Projected capacitive screens can be further classified as self-capacitance and mutual-capacitance. In a common mutual-capacitance implementation, the interior consists of drive electrodes and receive electrodes. The drive electrodes emit a low-voltage, high-frequency signal that is projected to the receive electrodes to form a stable current. When a human finger contacts the screen, an equivalent capacitance is formed between the finger and the sensor. The high-frequency signal can flow through this equivalent capacitance to ground, reducing the charge received at the receiver. The closer the finger is to a particular transmitter, the greater the reduction in received charge, and the touch point is determined based on the received current levels.

Considerations for capacitive touchscreens

Resistive touch panels detect touch when a flexible top layer is pressed down to contact a conductive layer beneath. Projected capacitive screens have no movable parts. Projected capacitive hardware typically includes a glass cover, X and Y sensing components, and an indium tin oxide (ITO) conductive layer on the glass substrate. Some sensor suppliers implement a single-layer sensor embedding X and Y traces and small bridge structures in one ITO layer. When a finger or other conductive object approaches the screen, a small capacitance forms between the sensor and the finger. Although this capacitance is small relative to the overall system, various techniques can measure it.

One technique uses a component set that rapidly changes the capacitance and measures discharge time through a bleed resistor. An all-glass touch surface provides a smooth tactile feel. Glass is favored by device manufacturers for its aesthetic and industrial design qualities and for providing a clean capacitive signal for measurement. Understanding the operating principles is important when designing a high-performance touchscreen.

Key parameters to evaluate

Accuracy: Defined as the maximum positioning error within a predefined touchscreen area, measured as the linear distance between the actual finger position and the reported position. Measurements are performed using an analog or mechanical finger placed at known positions on the panel and comparing the measured positions to the true positions. Accuracy is critical because users expect the system to locate the finger precisely. Resistive touchscreens are often criticized for low accuracy that can degrade over time. Capacitive touchscreens enable new applications such as virtual keyboards and pen-free handwriting recognition.

Finger spacing: Defined as the minimum distance on the screen between the center points of two fingers when the touchscreen controller reports two separate touches. To measure finger spacing, place two analog or mechanical fingers on the panel and slowly bring them closer until the system reports them as a single touch.

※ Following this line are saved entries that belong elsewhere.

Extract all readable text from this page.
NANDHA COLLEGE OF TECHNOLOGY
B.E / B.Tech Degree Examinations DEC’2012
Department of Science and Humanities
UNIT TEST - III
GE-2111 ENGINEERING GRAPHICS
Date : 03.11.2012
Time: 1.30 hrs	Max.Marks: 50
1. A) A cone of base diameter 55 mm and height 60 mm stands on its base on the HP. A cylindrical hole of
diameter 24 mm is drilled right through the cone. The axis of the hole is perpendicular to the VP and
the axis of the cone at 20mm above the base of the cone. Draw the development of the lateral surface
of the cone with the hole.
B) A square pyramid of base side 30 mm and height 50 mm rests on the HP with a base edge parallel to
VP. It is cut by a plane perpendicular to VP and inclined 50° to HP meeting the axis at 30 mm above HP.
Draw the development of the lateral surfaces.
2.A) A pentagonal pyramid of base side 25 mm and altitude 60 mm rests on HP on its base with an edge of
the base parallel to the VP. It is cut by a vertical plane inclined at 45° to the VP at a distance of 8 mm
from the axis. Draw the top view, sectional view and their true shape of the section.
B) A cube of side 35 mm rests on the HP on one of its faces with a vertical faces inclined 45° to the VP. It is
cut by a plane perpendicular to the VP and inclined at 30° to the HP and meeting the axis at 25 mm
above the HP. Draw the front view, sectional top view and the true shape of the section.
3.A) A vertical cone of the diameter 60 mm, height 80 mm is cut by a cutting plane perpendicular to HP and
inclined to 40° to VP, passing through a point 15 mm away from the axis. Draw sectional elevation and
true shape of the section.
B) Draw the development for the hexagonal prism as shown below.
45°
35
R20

Some suppliers report finger spacing edge-to-edge, while others report center-to-center. A 10 mm mechanical-finger spacing means that multiple touches are recognized when the distance between finger centers is 10 mm, subject to the controller specifications. Adequate finger-spacing capability is necessary to implement multi-touch solutions, and it is especially important for virtual keyboards where finger spacing is typically small.